Sebanyak 27 mahasiswa IAIN yang masih berada di lokasi perkemahan tersapu oleh luapan air sungai. Dua diantaranya terseret arus dan tewas tenggelam, yakni Asmira, warga BTN Beringin Kota Parepare, dan Nuriyangka, warga Patobong Kabupaten Pinrang. Keduanya merupakan mahasiswi semester 3 dan 5 Program Studi (Prodi) Pendidikan Islam Anak Usia Dini (Fiaud).

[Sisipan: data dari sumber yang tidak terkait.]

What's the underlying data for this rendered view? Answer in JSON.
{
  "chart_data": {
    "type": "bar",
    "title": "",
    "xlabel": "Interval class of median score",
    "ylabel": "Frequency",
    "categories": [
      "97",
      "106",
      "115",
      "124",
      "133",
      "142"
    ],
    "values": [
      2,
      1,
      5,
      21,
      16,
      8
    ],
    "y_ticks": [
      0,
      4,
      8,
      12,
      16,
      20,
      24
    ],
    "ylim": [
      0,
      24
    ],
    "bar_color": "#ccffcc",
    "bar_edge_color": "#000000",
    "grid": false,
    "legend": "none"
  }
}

Sementara mahasiswa lainnya berhasil diselamatkan oleh tim gabungan yang sigap melakukan evakuasi.
Dikonfirmasi terkait kegiatan Diksar KSR Organisasi Mahasiswa IAIN Parepare di wilayah hukumnya, Kapolsek Bacukiki, AKP Mustafa, melalui Kanit SPK I Polsek Bacukiki AIPTU Suharna, mengatakan pihaknya sama sekali tidak pernah menerima laporan dari panitia Diksar perihal pelaksanaan kegiatan itu.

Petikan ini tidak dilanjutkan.